Glen Osborne
- Born: August 27, 1971 (age 54) Wanganui
- Height: 1.85 m (6 ft 1 in)
- Weight: 85 kg (187 lb)

Rugby union career
- Position(s): Fullback, Wing

Provincial / State sides
- Years: Team / Apps / (Points)
- 1990–1991: Wanganui / 20 / (16)
- 1992-99, 2001: North Harbour / 69 / (166)

Super Rugby
- Years: Team / Apps / (Points)
- 1996-98: Chiefs / 19 / (40)
- 1999: Hurricanes / 8 / (10)

International career
- Years: Team / Apps / (Points)
- 1995-99: New Zealand / 29 / (85)
- 1994-99: Maori All Blacks / 9 / (53)

National sevens team
- Years: Team /  / Comps
- New Zealand 7s

= Glen Osborne =

NZ international rugby union player

Glen Matthew Osborne (born 27 August 1971) is a former All Black, television presenter and current Police Constable for the New Zealand Police.

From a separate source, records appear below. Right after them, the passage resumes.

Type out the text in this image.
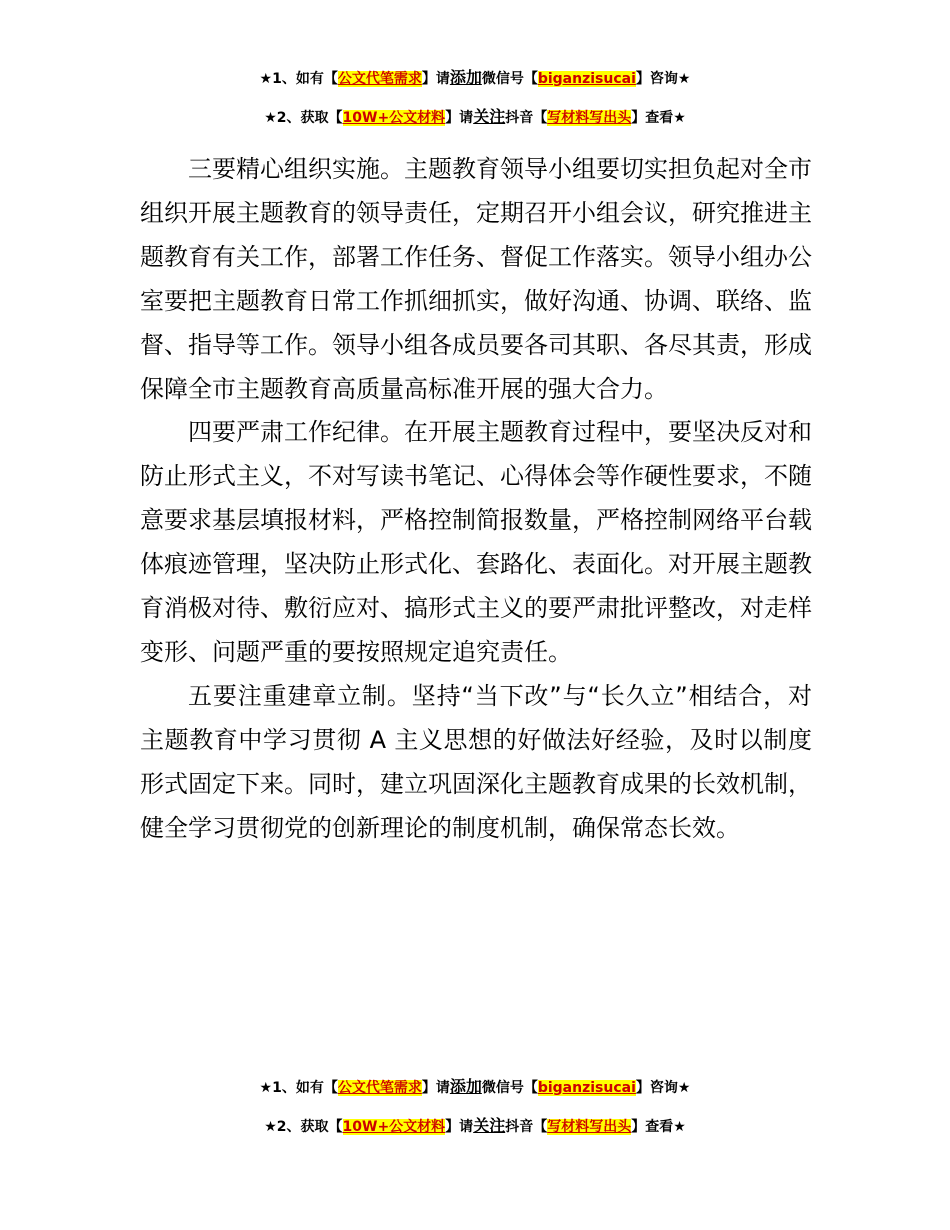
★1、如有【公文代笔需求】请添加微信号【biganzisucai】咨询★
★2、获取【10W+公文材料】请关注抖音【写材料写出头】查看★

三要精心组织实施。主题教育领导小组要切实担负起对全市组织开展主题教育的领导责任，定期召开小组会议，研究推进主题教育有关工作，部署工作任务、督促工作落实。领导小组办公室要把主题教育日常工作抓细抓实，做好沟通、协调、联络、监督、指导等工作。领导小组各成员要各司其职、各尽其责，形成保障全市主题教育高质量高标准开展的强大合力。

四要严肃工作纪律。在开展主题教育过程中，要坚决反对和防止形式主义，不对写读书笔记、心得体会等作硬性要求，不随意要求基层填报材料，严格控制简报数量，严格控制网络平台载体痕迹管理，坚决防止形式化、套路化、表面化。对开展主题教育消极对待、敷衍应对、搞形式主义的要严肃批评整改，对走样变形、问题严重的要按照规定追究责任。

五要注重建章立制。坚持“当下改”与“长久立”相结合，对主题教育中学习贯彻 A 主义思想的好做法好经验，及时以制度形式固定下来。同时，建立巩固深化主题教育成果的长效机制，健全学习贯彻党的创新理论的制度机制，确保常态长效。

★1、如有【公文代笔需求】请添加微信号【biganzisucai】咨询★
★2、获取【10W+公文材料】请关注抖音【写材料写出头】查看★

A nephew of 1975-82 Wanganui All Black Bill Osborne, he was born in Wanganui and received his secondary education at St Augustine's College. He played representative rugby for Wanganui in the National Provincial Championship from 1990 to 1991, then for North Harbour from 1992. He represented the Waikato Chiefs in the Super 12 competition from 1996.

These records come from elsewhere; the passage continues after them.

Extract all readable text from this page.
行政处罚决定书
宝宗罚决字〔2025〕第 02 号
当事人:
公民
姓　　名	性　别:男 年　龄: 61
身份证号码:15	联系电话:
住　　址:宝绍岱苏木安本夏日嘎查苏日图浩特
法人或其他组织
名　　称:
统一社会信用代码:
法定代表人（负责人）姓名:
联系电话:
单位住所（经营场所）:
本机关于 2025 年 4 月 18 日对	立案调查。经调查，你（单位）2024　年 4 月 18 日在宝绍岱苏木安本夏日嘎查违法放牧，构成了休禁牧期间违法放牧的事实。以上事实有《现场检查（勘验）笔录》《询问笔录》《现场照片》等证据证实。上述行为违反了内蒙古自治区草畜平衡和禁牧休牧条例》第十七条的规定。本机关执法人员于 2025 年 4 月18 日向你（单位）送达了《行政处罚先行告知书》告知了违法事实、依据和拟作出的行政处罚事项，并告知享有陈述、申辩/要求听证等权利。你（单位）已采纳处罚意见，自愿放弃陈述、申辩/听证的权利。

Osborne made his test debut for the All Blacks against Canada in 1995, scoring two tries, and was the All Blacks' first choice as full back during the 1995 Rugby World Cup, where he played in five of New Zealand's six matches. He continued to play internationally until 1999, playing 19 test matches plus two appearances as a replacement. His final test was a 1999 Rugby World Cup match against Italy, where he scored two tries. He scored a career total of 11 test tries.

Osborne is regularly making appearances on Māori Television, and is fluent in Te Reo Maori. He is filming a new television show Bring Your Boots, Oz where he is the presenter. Bring Your Boots, Oz is a heartland rugby series created by writer Dane Giraud (Find Me A Māori Bride), a celebration of rugby union and what it means to Māori.

In 2016, at the age of 44, Osborne graduated as a constable for the New Zealand Police.

In 2022, he revealed on season 2 of Match Fit that the professionalization of rugby coincided with his Super Rugby debut, which put his dreams of becoming a policeman on hold for 20 years. Health-wise: He looked fit, but he had high total blood cholesterol. Musically, however, both he and Charles Riechelmann can play the guitar. Osbourne turned the words from Ka Mate haka into a ballad. However: He and Piri Weepu, as fluent Maori speakers missed the powhiri and the song, then pulled out of the game against East Coast the next day with hamstring issues, but with injury toll mounting, he became an emergency backup as an unfamiliar spot as a flanker.